As investors, we can suffer from short attention spans

This happens because we are constantly stimulated through various channels, and feel the need to be constantly connected.

We investors are supposed to be good listeners and pay attention to everything that you are here to tell us. After all, our decision is important. We are here to choose whether to give you money or not, and to make that choice, we need enough information— your metrics, product, team, and more.

But because we live in the age of constant stimulation and instant gratification, we often can derail and browse through X while you are talking about your product, or we’re formulating our next question before you are done answering our previous one. I heard the story of an investor who actually fell asleep during a Zoom pitch. You get the idea.

I do not deny that this is a blatant problem in the investing world and a cause of many mistakes.

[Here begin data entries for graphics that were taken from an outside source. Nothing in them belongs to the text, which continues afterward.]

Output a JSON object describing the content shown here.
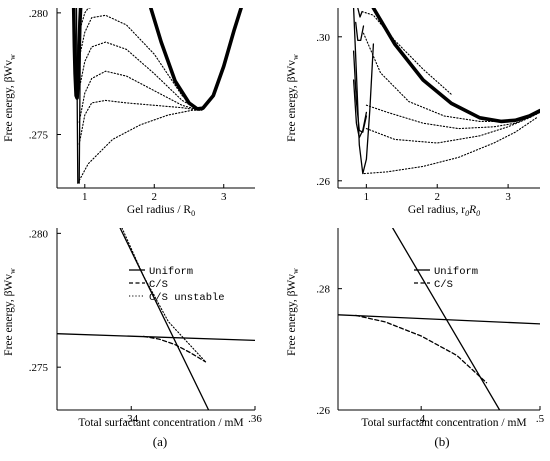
{
  "panel_labels": [
    "(a)",
    "(b)"
  ],
  "chart_data": [
    {
      "id": "a-top",
      "type": "line",
      "xlabel": "Gel radius / R",
      "xlabel_sub": "0",
      "ylabel": "Free energy, βWv",
      "ylabel_sub": "w",
      "xlim": [
        0.6,
        3.45
      ],
      "ylim": [
        0.2728,
        0.2802
      ],
      "xticks": [
        {
          "value": 1,
          "label": "1"
        },
        {
          "value": 2,
          "label": "2"
        },
        {
          "value": 3,
          "label": "3"
        }
      ],
      "yticks": [
        {
          "value": 0.275,
          "label": ".275"
        },
        {
          "value": 0.28,
          "label": ".280"
        }
      ],
      "series": [
        {
          "style": "thick",
          "x": [
            1.95,
            2.1,
            2.3,
            2.5,
            2.62,
            2.7,
            2.85,
            3.0,
            3.15,
            3.25
          ],
          "y": [
            0.2802,
            0.2788,
            0.2772,
            0.2763,
            0.27605,
            0.27608,
            0.2766,
            0.2778,
            0.2793,
            0.2802
          ]
        },
        {
          "style": "thick",
          "x": [
            0.84,
            0.85,
            0.86,
            0.875,
            0.89,
            0.905,
            0.92,
            0.93,
            0.94
          ],
          "y": [
            0.2802,
            0.2786,
            0.2775,
            0.2766,
            0.2765,
            0.2772,
            0.2785,
            0.2796,
            0.2802
          ]
        },
        {
          "style": "solid",
          "x": [
            0.88,
            0.9
          ],
          "y": [
            0.2802,
            0.273
          ]
        },
        {
          "style": "solid",
          "x": [
            0.92,
            0.94
          ],
          "y": [
            0.273,
            0.2802
          ]
        },
        {
          "style": "dotted",
          "x": [
            0.9,
            1.05,
            1.4,
            1.8,
            2.2,
            2.55,
            2.7
          ],
          "y": [
            0.273,
            0.2738,
            0.2748,
            0.2754,
            0.2758,
            0.276,
            0.276
          ]
        },
        {
          "style": "dotted",
          "x": [
            0.92,
            1.0,
            1.1,
            1.3,
            1.6,
            2.0,
            2.4,
            2.65
          ],
          "y": [
            0.2746,
            0.2758,
            0.2763,
            0.2764,
            0.2763,
            0.2762,
            0.2761,
            0.276
          ]
        },
        {
          "style": "dotted",
          "x": [
            0.92,
            1.0,
            1.1,
            1.3,
            1.6,
            2.0,
            2.4,
            2.65
          ],
          "y": [
            0.2755,
            0.2767,
            0.2773,
            0.2776,
            0.2774,
            0.2768,
            0.2762,
            0.276
          ]
        },
        {
          "style": "dotted",
          "x": [
            0.93,
            1.0,
            1.1,
            1.3,
            1.6,
            2.0,
            2.4,
            2.65
          ],
          "y": [
            0.277,
            0.278,
            0.2786,
            0.2788,
            0.2785,
            0.2775,
            0.2764,
            0.276
          ]
        },
        {
          "style": "dotted",
          "x": [
            0.94,
            1.0,
            1.1,
            1.3,
            1.6,
            2.0,
            2.4,
            2.65
          ],
          "y": [
            0.2784,
            0.2792,
            0.2798,
            0.2799,
            0.2795,
            0.2783,
            0.2766,
            0.276
          ]
        },
        {
          "style": "dotted",
          "x": [
            0.95,
            1.0,
            1.05,
            1.1
          ],
          "y": [
            0.2795,
            0.28,
            0.2802,
            0.2802
          ]
        }
      ]
    },
    {
      "id": "b-top",
      "type": "line",
      "xlabel": "Gel radius, r",
      "xlabel_parts": [
        "0",
        "R",
        "0"
      ],
      "ylabel": "Free energy, βWv",
      "ylabel_sub": "w",
      "xlim": [
        0.6,
        3.45
      ],
      "ylim": [
        0.258,
        0.308
      ],
      "xticks": [
        {
          "value": 1,
          "label": "1"
        },
        {
          "value": 2,
          "label": "2"
        },
        {
          "value": 3,
          "label": "3"
        }
      ],
      "yticks": [
        {
          "value": 0.26,
          "label": ".26"
        },
        {
          "value": 0.3,
          "label": ".30"
        }
      ],
      "series": [
        {
          "style": "thick",
          "x": [
            1.1,
            1.4,
            1.8,
            2.2,
            2.6,
            2.9,
            3.1,
            3.3,
            3.45
          ],
          "y": [
            0.308,
            0.298,
            0.288,
            0.2815,
            0.2775,
            0.2765,
            0.2768,
            0.278,
            0.2795
          ]
        },
        {
          "style": "solid",
          "x": [
            0.82,
            0.86,
            0.9,
            0.95,
            1.0,
            1.05,
            1.1
          ],
          "y": [
            0.308,
            0.29,
            0.27,
            0.262,
            0.266,
            0.28,
            0.298
          ]
        },
        {
          "style": "solid",
          "x": [
            0.82,
            0.86,
            0.9,
            0.95,
            1.0
          ],
          "y": [
            0.296,
            0.282,
            0.274,
            0.2735,
            0.278
          ]
        },
        {
          "style": "solid",
          "x": [
            0.82,
            0.86,
            0.9,
            0.95,
            1.0
          ],
          "y": [
            0.288,
            0.276,
            0.272,
            0.274,
            0.279
          ]
        },
        {
          "style": "solid",
          "x": [
            0.85,
            0.88,
            0.92,
            0.96
          ],
          "y": [
            0.304,
            0.299,
            0.299,
            0.303
          ]
        },
        {
          "style": "solid",
          "x": [
            0.88,
            0.91,
            0.94
          ],
          "y": [
            0.308,
            0.3055,
            0.307
          ]
        },
        {
          "style": "dotted",
          "x": [
            0.97,
            1.3,
            1.8,
            2.3,
            2.8,
            3.1,
            3.4
          ],
          "y": [
            0.262,
            0.2625,
            0.264,
            0.2665,
            0.2705,
            0.2735,
            0.2775
          ]
        },
        {
          "style": "dotted",
          "x": [
            1.0,
            1.4,
            2.0,
            2.6,
            3.0,
            3.3,
            3.45
          ],
          "y": [
            0.2745,
            0.2715,
            0.2705,
            0.2725,
            0.275,
            0.2775,
            0.279
          ]
        },
        {
          "style": "dotted",
          "x": [
            1.0,
            1.3,
            1.8,
            2.3,
            2.8,
            3.1,
            3.45
          ],
          "y": [
            0.281,
            0.279,
            0.276,
            0.2745,
            0.275,
            0.276,
            0.279
          ]
        },
        {
          "style": "dotted",
          "x": [
            0.96,
            1.2,
            1.6,
            2.1,
            2.6,
            3.0,
            3.4
          ],
          "y": [
            0.301,
            0.29,
            0.282,
            0.278,
            0.2765,
            0.2765,
            0.2785
          ]
        },
        {
          "style": "dotted",
          "x": [
            0.94,
            1.1,
            1.4,
            1.8,
            2.2
          ],
          "y": [
            0.307,
            0.306,
            0.299,
            0.291,
            0.284
          ]
        }
      ]
    },
    {
      "id": "a-bottom",
      "type": "line",
      "xlabel": "Total surfactant concentration / mM",
      "ylabel": "Free energy, βWv",
      "ylabel_sub": "w",
      "xlim": [
        0.328,
        0.36
      ],
      "ylim": [
        0.2734,
        0.2802
      ],
      "xticks": [
        {
          "value": 0.34,
          "label": ".34"
        },
        {
          "value": 0.36,
          "label": ".36"
        }
      ],
      "yticks": [
        {
          "value": 0.275,
          "label": ".275"
        },
        {
          "value": 0.28,
          "label": ".280"
        }
      ],
      "legend": {
        "position": "top-right",
        "entries": [
          {
            "label": "Uniform",
            "style": "solid"
          },
          {
            "label": "C/S",
            "style": "dashed"
          },
          {
            "label": "C/S unstable",
            "style": "dotted"
          }
        ]
      },
      "series": [
        {
          "name": "Uniform",
          "style": "solid",
          "x": [
            0.328,
            0.36
          ],
          "y": [
            0.27625,
            0.276
          ]
        },
        {
          "name": "Uniform",
          "style": "solid",
          "x": [
            0.3382,
            0.3525
          ],
          "y": [
            0.2802,
            0.2734
          ]
        },
        {
          "name": "C/S",
          "style": "dashed",
          "x": [
            0.342,
            0.3445,
            0.347,
            0.3495,
            0.352
          ],
          "y": [
            0.27615,
            0.27605,
            0.27585,
            0.27555,
            0.2752
          ]
        },
        {
          "name": "C/S unstable",
          "style": "dotted",
          "x": [
            0.3385,
            0.342,
            0.346,
            0.35,
            0.352
          ],
          "y": [
            0.2802,
            0.2784,
            0.2767,
            0.2757,
            0.2752
          ]
        }
      ]
    },
    {
      "id": "b-bottom",
      "type": "line",
      "xlabel": "Total surfactant concentration / mM",
      "ylabel": "Free energy, βWv",
      "ylabel_sub": "w",
      "xlim": [
        0.33,
        0.5
      ],
      "ylim": [
        0.26,
        0.29
      ],
      "xticks": [
        {
          "value": 0.4,
          "label": ".4"
        },
        {
          "value": 0.5,
          "label": ".5"
        }
      ],
      "yticks": [
        {
          "value": 0.26,
          "label": ".26"
        },
        {
          "value": 0.28,
          "label": ".28"
        }
      ],
      "legend": {
        "position": "top-right",
        "entries": [
          {
            "label": "Uniform",
            "style": "solid"
          },
          {
            "label": "C/S",
            "style": "dashed"
          }
        ]
      },
      "series": [
        {
          "name": "Uniform",
          "style": "solid",
          "x": [
            0.33,
            0.5
          ],
          "y": [
            0.2757,
            0.2742
          ]
        },
        {
          "name": "Uniform",
          "style": "solid",
          "x": [
            0.376,
            0.466
          ],
          "y": [
            0.29,
            0.26
          ]
        },
        {
          "name": "C/S",
          "style": "dashed",
          "x": [
            0.345,
            0.37,
            0.4,
            0.43,
            0.455
          ],
          "y": [
            0.2756,
            0.2745,
            0.2722,
            0.269,
            0.2645
          ]
        }
      ]
    }
  ]
}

However, now that you know what you are working with, here’s a piece of advice.

If you are talking about your company, and the venture capitalist at the table is on their phone all the time, first, don’t take it personally, and second, change the tone of your conversation. Make them feel included, like it is a two-way dialogue instead of a unilateral presentation. The more engaged we feel during our time together, the less likely we are to search for this stimulation elsewhere. When sharing your story, it also helps to be clear instead of drifting around from point to point. This makes it more likely that we’ll pay attention.

I would also advise you to craft your pitch in a way that engages both the left and right brain. Provide numbers and facts, but don’t forget to add a personal story and a personal touch to emotionally involve the investors. Another technique: If you notice that the investor is distracted or losing focus, address them by their name. Finally, choose meeting places with minimal distractions — for instance, a conference with 500 attendees constantly passing by is a poor choice for a conversation.

One of the worst mistakes investors make is driven by the lack of independent thinking and FOMO

Another problem that is plaguing the venture capital industry right now is the lack of independent thinking. Many venture capitalists I know, when I ask them about the best deal they have ever invested in, they bring up a company that nobody else believed in and was, potentially, about to fold. I cannot help but ask myself: Why, for many others, the primary question remains “Who else is investing in this funding round?”

It is unfortunate, but it is a psychological issue that you need to understand if you are raising money, because the way you introduce the company will likely determine whether VCs will fund it or not. If you are able to create FOMO (fear of missing out) around your industry and your startup (we are less valuable when we are in search of) and can project a confident image, then you’re more likely to get the funds you need. Conversely, if VCs see you as a company that is struggling to gain traction and get investors on board, their fears and survival instincts will be triggered, and they will see your project as something to stay away from.

We know that VCs are human and make mistakes and those mistakes can be costly, despite their desire to approach situations objectively and the increasing diversity that is permeating within the funds. The three subjective aspects I shared above are only three of many additional elements that can influence our decisions. This is unlikely to change. Temperament traits — for example, if you are an introvert or extrovert — and points of view surrounding the world’s events also impact our choice, and honestly, even personal preferences can have the final say.

However, even if you have overcome these hurdles or managed to find a way to work with them, it doesn’t negate the chemistry that should exist between a VC and a founder. If things go well, you will be working together for 10 or 15 years, and it’s crucial that you speak the same language. Therefore, it makes sense to prioritize investors with whom you are a match. Given the abundance of information in the media and on social networks, all you need to do is carefully get to know the investors you plan to pitch to. For example, today you’ve gotten to know me a bit.